Los palestinos residentes en Israel, entre la espada y la pared tras dos años de ofensiva en Gaza

Columna de humo tras los ataques aéreos israelíes durante una operación militar en la Ciudad de Gaza el 9 de octubre de 2025.

Joseph Confavreux (Mediapart)

Jaffa, Sajnin (Israel), Jerusalén Este (Palestina ocupada) —

La historia es una mezcla de 1948 (la Nakba palestina) y 1984 (la emblemática obra de George Orwell). Tuvo lugar en la librería Educational Bookshop, una institución de Jerusalén Este situada en la calle Salah-al-Dinh, cerca de la ciudad vieja. Un espacio que vende todo tipo de libros, en árabe y en inglés, con predilección por los temas que preocupan a la región, en su gran mayoría escritos por voces críticas con la política israelí.

La librería, que atrae a muchos extranjeros, adeptos a los frecuentes encuentros que organiza, también cuenta con una pequeña cafetería cuyo wifi lleva el nombre de Shireen Abu Akleh, la periodista estrella de Al Jazeera asesinada por una bala del ejército israelí en 2022 en Jenin, Cisjordania.

Mahmoud Mouna, el propietario, recuerda el 9 de febrero de 2025 como un momento en el que existía, al igual que hoy, un rayo de esperanza de que los rehenes fueran liberados y que la matanza de Gaza cesara por fin, durante la tregua rota unilateralmente por Israel el 18 de marzo.

“Soldados israelíes entraron armados en la librería: arramblaron con 300 libros de los pocos miles que tenemos aquí y me llevaron a la comisaría junto a mi sobrino, que trabaja aquí”, cuenta. Al principio, fueron “acusados de vender libros que incitaban a la violencia. Poco después, cambiaron la acusación por alteración del orden público”.

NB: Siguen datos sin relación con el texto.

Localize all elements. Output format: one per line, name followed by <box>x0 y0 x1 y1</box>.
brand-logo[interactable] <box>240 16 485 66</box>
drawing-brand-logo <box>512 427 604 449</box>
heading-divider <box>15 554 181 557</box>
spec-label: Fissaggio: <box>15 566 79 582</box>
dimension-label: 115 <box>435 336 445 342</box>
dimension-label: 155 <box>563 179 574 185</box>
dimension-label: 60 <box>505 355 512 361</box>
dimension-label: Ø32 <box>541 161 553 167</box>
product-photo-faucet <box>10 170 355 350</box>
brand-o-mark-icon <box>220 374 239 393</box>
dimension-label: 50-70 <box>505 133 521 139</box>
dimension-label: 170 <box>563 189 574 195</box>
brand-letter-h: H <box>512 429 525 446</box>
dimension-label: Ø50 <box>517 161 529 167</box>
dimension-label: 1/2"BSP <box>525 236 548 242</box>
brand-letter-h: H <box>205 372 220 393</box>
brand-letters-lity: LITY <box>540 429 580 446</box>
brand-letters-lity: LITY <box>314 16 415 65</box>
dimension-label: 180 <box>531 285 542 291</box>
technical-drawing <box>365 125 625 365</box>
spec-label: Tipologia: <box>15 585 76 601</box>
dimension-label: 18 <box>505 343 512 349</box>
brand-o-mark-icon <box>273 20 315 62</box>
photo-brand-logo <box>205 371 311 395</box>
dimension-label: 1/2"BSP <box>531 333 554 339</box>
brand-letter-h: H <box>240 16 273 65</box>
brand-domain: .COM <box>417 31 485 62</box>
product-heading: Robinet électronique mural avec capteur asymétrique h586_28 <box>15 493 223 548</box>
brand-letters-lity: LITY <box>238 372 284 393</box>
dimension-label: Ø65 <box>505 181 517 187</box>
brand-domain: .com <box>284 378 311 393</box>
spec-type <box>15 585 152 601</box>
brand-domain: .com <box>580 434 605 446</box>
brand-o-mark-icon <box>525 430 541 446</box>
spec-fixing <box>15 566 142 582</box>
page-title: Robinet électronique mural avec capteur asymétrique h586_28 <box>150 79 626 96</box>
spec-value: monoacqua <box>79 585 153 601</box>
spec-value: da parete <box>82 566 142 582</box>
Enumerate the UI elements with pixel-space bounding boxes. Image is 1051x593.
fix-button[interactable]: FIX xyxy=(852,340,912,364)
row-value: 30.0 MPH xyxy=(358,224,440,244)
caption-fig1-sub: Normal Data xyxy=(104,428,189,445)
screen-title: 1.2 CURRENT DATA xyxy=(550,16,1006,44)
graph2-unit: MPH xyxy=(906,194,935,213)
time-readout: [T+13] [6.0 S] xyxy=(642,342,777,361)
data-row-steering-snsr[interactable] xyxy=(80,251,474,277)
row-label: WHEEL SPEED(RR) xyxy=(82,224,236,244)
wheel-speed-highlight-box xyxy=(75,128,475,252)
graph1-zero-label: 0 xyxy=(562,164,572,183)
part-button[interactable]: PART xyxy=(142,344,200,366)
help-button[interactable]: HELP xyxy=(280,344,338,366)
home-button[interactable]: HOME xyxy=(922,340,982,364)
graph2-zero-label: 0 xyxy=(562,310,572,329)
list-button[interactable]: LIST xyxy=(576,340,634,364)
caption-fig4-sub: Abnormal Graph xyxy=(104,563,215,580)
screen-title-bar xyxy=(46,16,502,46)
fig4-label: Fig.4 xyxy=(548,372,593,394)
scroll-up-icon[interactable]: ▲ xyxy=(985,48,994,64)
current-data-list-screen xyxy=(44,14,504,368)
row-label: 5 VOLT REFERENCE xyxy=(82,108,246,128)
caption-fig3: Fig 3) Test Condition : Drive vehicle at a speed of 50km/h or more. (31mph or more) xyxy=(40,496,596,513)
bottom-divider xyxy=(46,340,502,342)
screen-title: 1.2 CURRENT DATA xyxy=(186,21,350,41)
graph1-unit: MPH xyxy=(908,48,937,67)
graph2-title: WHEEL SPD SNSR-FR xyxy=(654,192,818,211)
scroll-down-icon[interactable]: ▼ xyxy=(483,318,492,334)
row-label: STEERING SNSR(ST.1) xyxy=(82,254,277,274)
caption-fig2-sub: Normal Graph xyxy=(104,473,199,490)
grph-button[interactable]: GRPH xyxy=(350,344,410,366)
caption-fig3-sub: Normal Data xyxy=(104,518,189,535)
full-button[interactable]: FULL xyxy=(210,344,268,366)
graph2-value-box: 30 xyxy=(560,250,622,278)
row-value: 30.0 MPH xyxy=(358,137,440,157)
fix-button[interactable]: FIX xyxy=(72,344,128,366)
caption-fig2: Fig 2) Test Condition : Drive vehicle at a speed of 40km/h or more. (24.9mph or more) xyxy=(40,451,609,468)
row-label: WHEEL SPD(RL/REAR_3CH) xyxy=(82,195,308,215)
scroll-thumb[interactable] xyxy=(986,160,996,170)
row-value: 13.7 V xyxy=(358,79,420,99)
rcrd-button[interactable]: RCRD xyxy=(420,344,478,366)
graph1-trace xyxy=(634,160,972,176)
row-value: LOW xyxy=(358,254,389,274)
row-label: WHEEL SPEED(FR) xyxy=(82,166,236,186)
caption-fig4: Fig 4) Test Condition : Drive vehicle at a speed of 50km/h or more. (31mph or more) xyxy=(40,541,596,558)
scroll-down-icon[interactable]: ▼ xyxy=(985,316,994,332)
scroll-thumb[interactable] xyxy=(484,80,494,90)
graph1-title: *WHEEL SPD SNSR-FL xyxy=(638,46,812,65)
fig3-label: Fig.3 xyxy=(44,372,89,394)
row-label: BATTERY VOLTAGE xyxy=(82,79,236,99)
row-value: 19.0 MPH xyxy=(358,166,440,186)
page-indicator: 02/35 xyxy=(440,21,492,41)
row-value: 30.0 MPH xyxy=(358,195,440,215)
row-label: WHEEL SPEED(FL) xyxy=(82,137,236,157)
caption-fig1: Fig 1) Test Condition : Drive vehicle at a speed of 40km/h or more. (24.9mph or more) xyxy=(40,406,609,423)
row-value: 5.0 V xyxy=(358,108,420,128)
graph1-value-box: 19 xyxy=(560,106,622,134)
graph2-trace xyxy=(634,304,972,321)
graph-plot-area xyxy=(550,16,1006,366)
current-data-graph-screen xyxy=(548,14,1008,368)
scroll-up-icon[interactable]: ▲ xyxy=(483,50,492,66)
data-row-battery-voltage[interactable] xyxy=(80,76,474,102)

Entre los libros incautados se encontraban obras del historiador crítico israelí Ilan Pappé, el último libro del historiador Jean-Pierre Filiu, muchas obras de autores palestinos, desde Mahmoud Darwich hasta el investigador Rashid Jalidi, pero también el segundo tomo en inglés del cómic L’Arabe du futur, de Riad Sattouf, las novelas gráficas de Joe Sacco o incluso un libro titulado Climbing Palestine, una guía de lugares para practicar escalada en Cisjordania...

Un “punto de no retorno”

¿Entiende Mahmoud Mouna, en retrospectiva, la elección de los libros incautados? “Los soldados no hablaban ni árabe ni inglés, miraban los libros con la aplicación Google Translate, explica el librero. “En nuestra profesión tenemos el dicho de no juzgar un libro por su portada, pero eso es exactamente lo que hicieron al llevarse todos los libros con una bandera palestina, un soldado o la palabra Palestina... Pero no se llevaron novelas.”

Y continúa: “Vivimos en un ambiente tóxico en el que en cualquier momento pueden aparecer hombres armados, sin motivo alguno. El espacio democrático se está derrumbando. Todos los espacios de libertad de expresión, ya sean universidades o lugares culturales, están amenazados. Esto afecta en primer lugar a los palestinos, pero no solo a ellos”.

“Antes”, recuerda Mahmoud Mouna, “se decía que si ponías a tres israelíes en una habitación, salían cinco opiniones diferentes. Ahora, puedes poner a diez y solo sale una posición, y es la que oyeron en la televisión el día anterior.”

Con sus 42 años, “siempre ha sufrido la opresión de Israel”, pero “no habría imaginado un cambio tan rápido”. “El 7 de octubre aceleró las cosas hacia lo peor, pero todo ya había comenzado antes. Hace unos años, se podía pensar que unas elecciones podrían cambiar algo, pero creo que hemos llegado a un punto de no retorno. Aunque los rehenes sean liberados y la violencia en Gaza cese mañana, no creo que podamos volver a la situación anterior”.

Tenemos muchas razones para temer que la limpieza étnica continúe aquí después de Gaza

Ahmad Mouna, residente en Jerusalén Este

Tras pasar una noche en prisión, finalmente fue puesto en libertad sin cargos junto con su sobrino, Ahmad Mouna. Ambos poseen una simple tarjeta de residente de Jerusalén Este, expedida por las autoridades israelíes, que les permite desplazarse, pero que no constituye un verdadero título de ciudadanía. “No tengo un carné de identidad real en mi cartera, pero tengo uno en mi corazón, y ese es el que cuenta”, bromea Ahmad Mouna.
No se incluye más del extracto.